How can I pipe to git grep
a list of files on which I want to search a specific pattern?
Specifically I do this:
git grep -l 'string to search'
and I want to do another git grep
on the result files of the previous search.
Trying
git grep -l -e 'string to search' --and -e 'another string'
does not give any results but I know there are matches
Doing
git grep -l 'string to search' | git grep -l 'another string'
gives the same result as git grep -l 'another string'
You can't pipe the names, but you can supply the names (as pathspecs) to one of the two git grep
commands.
(Oddly, the --and
should have done what you wanted in the first place—I'm just answering the question of how to do it without --and
.)
It's not clear precisely what result you'd like, but on the assumption that what you want is:
for each file in (some commit | some set-of-commits | the index | the work-tree)
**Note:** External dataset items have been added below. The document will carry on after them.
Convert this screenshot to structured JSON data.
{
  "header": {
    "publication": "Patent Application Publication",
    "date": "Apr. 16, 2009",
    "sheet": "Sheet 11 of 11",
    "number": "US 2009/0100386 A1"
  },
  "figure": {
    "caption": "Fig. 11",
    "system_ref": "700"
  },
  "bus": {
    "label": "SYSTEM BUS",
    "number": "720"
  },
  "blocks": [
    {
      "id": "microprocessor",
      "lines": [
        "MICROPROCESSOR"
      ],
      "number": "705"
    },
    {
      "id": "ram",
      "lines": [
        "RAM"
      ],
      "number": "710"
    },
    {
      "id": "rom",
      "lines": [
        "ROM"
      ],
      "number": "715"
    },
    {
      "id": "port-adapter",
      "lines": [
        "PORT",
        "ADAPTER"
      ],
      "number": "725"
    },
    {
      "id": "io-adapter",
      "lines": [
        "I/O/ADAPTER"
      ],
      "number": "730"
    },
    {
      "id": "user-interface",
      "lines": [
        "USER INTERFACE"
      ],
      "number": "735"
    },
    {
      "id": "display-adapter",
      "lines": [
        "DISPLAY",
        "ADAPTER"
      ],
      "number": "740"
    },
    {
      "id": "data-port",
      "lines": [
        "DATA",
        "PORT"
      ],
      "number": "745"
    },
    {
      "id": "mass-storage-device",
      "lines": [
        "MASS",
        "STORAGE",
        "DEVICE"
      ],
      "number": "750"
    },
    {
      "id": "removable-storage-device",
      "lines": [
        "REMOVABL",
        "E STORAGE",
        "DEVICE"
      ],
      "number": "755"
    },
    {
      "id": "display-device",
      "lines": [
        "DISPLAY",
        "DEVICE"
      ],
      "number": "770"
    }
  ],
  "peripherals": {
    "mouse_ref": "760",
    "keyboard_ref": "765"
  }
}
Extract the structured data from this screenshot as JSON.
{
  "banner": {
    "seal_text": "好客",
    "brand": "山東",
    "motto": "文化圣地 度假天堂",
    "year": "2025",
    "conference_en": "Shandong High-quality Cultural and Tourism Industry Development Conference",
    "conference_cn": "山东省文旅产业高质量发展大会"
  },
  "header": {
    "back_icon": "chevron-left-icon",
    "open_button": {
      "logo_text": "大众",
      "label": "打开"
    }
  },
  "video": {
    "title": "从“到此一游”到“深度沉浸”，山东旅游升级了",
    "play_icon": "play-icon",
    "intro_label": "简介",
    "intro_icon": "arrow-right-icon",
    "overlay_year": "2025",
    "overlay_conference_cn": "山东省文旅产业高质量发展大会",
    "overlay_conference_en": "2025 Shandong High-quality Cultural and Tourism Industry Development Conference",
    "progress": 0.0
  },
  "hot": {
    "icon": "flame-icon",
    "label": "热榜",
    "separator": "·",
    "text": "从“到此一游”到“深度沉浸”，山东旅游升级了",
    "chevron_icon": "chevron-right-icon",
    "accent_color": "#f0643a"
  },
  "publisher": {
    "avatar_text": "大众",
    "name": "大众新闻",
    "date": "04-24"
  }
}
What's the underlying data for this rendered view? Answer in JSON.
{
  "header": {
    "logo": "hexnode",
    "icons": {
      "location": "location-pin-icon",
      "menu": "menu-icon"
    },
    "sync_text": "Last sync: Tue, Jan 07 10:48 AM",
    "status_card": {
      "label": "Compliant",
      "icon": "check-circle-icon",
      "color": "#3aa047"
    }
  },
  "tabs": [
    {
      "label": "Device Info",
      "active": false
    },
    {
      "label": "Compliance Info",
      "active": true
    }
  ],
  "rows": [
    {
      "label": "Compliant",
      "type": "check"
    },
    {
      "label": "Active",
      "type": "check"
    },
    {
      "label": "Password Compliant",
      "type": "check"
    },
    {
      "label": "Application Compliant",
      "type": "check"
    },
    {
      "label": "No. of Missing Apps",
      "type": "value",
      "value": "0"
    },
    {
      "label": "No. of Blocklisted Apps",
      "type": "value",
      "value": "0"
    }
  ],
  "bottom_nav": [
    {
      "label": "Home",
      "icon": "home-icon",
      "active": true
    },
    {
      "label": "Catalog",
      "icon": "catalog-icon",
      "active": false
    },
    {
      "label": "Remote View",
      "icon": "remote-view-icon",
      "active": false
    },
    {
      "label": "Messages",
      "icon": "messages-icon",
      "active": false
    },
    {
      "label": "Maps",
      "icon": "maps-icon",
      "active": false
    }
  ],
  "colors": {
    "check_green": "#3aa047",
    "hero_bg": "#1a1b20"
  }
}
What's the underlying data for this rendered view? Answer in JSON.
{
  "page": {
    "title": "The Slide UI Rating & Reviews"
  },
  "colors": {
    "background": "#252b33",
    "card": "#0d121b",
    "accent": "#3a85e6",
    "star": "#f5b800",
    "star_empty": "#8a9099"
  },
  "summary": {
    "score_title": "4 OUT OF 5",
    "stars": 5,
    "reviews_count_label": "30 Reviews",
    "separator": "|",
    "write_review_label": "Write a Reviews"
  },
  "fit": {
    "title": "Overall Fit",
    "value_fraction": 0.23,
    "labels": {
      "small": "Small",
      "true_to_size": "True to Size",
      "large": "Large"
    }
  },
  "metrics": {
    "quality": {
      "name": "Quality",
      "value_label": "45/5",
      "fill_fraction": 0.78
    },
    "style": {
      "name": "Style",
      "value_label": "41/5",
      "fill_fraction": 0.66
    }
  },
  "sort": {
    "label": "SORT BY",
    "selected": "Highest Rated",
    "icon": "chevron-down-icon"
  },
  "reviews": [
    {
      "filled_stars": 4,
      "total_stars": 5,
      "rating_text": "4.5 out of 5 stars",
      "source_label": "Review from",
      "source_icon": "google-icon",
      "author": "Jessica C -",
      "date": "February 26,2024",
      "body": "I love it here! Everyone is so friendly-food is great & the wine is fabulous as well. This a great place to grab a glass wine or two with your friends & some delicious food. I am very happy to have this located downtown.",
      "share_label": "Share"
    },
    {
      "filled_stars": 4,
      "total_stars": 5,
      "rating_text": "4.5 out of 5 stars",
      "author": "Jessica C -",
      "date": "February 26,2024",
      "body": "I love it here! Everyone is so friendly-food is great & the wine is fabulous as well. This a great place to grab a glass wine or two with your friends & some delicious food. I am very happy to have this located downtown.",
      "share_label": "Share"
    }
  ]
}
if the file contains pattern 1
and the file contains, anywhere else in the same file (not necessarily on the same line) pattern 2
then list the file's name
there are two somewhat obvious ways to attempt to make that happen, but one of them doesn't work because Git won't match across newlines.1 So we're left with the other obvious method:
git grep -l
to produce a list of files matching the first expression.git grep -l
to produce a list of files matching the second expression, optionally, starting only with those files produced by the first git grep
.To combine these as an and operation, you have the fairly obvious option of using one of the two git grep -l
outputs as a series of pathname arguments to the other git grep
. Note, however, that git grep
takes pathspec arguments, rather than path name arguments, after the --
that delimits them (see the documentation for details). This means that if any of your file names have pathspec metacharacters in them, this simple shell expansion may fail. It's also probably a good idea to verify that the first grep
actually lists some files, but combining them into one bash style command:
git grep -l pattern2 -- $(git grep -l pattern1)
may often suffice.
To combine the above two as an or operation (list files that contain either pattern), it's easiest to just use one git grep
with more than one pattern. Note, however, that you can run multiple git grep -l
operations with the resulting file names directed to a temporary file, then use a program like comm
to report what's common and unique to each set of results. (This assumes you have comm
in your command-line-interpreter toolbox.) Using comm
also gets around the pathspec issues with peculiar file names like (top)file.c
or got*you.sh
or whatever.
1If Git did match across newlines, you could use the extended or Perl pattern: (foo(.|\n)*bar)|(bar(.|\n)*foo)
to allow arbitrary text between the two other patterns foo
and bar
, with either pattern in either order.